A A Very Brief Introduction to R

A.1 Purpose

This Appendix provides a very brief introduction to the basics of R from the perspective of use for optimization modeling. This is not meant to be comprehensive R tutorial. There is an ever expanding collection of such materials available.

A.2 Getting Started with R

This Appendix helps a reader new to R quickly get started. I strongly recommend using RStudio. I also like books such as R in a Nutshell (Adler 2012) or R in Action (Kabacoff 2011).

I usually find the best way for me to learn a new tool is to roll up my sleeves and jump right in. This book can be approached in that way - just be ready for a little more experimentation. This book is available on Github and the R Markdown files are available for use. Code fragments are shown quite liberally for demonstrating how things work. While this may be a bit verbose it is meant to enable readers to jump in at various points of the book.

While code fragments can be copied from the R markdown files for this book, it is often best to physically retype many of the code fragments shown as that gives time to reflect on what each statement is doing.

Let’s define some conventions to be used throughout the book. First, let me be clear, the goal of this section is not to provide a comprehensive introduction to R. Entire books are written on that subject. My goal here is to simply make sure that everyone can get started productively in the material covered later.

Since this book is focused on using R for operations research, we will focus on the capabilities that are needed for this area and introduce additional features and functions as needed. If you are already comfortable with R, RStudio, and RMarkdown, you may skip the remainder of this section.

Begin by ensuring that you have access to or installed R and RStudio. Both are available for Windows, Mac, and Linux operating systems as well as being available as web services.

Now, let’s assume that you are running RStudio.

In this book, I will frequently show code fragments called chunks to show R code. In general, these code chunks can be run by simply retyping the command(s) in the Console.

a <- 7

This command assigns the value of 7 to the variable a. It is standard in R to use <- as an assignment operator rather than an equals sign. We can then use R to process this information.

6*a
## [1] 42

Yes, not surprisingly, \(6*7\) is \(42\). Notice that if we don’t assign that result to something, it gives an immediate result to the screen.

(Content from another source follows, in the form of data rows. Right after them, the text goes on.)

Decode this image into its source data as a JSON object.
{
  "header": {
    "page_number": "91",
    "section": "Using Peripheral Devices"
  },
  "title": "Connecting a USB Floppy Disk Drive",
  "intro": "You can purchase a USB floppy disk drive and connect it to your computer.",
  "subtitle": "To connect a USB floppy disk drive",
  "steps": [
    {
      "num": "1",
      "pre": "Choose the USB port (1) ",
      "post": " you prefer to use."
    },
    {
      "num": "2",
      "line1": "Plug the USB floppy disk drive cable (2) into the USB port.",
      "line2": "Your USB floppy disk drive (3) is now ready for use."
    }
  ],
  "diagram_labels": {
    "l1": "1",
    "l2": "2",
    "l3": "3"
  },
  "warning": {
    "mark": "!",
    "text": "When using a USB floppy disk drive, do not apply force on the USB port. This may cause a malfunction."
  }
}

We will often be using or defining data that has more than one element. In fact, R is designed around more complex data structures. Let’s go ahead and define a matrix of data.

b<-matrix(c(1,2,3,4,5,6,7,8))

By default, it is assuming that the matrix has one column which means that every data value is in a separate row. The c function is a concatenate operator meaning that it combines all the following items together.

Let’s look at b now to see what it contains.

b
##      [,1]
## [1,]    1
## [2,]    2
## [3,]    3
## [4,]    4
## [5,]    5
## [6,]    6
## [7,]    7
## [8,]    8

Let’s instead define this matrix to have four columns and two rows.

b<-matrix(c(1,2,3,4,5,6,7,8), ncol=4)
b
##      [,1] [,2] [,3] [,4]
## [1,]    1    3    5    7
## [2,]    2    4    6    8

Notice that since there are eight elements, we only needed to tell R that the matrix has four columns and it then knew that there would be only two rows. Of course we could have set the number of rows to be two for the same result.

This is still a little ambiguous. Let’s give the rows and columns names. For now we will simply name them Row and Col.

b<-matrix(c(1,2,3,4,5,6,7,8), ncol=4, 
          dimnames=c(list(c("Row1", "Row2")),
                     list(c("Col1", "Col2","Col3","Col4"))))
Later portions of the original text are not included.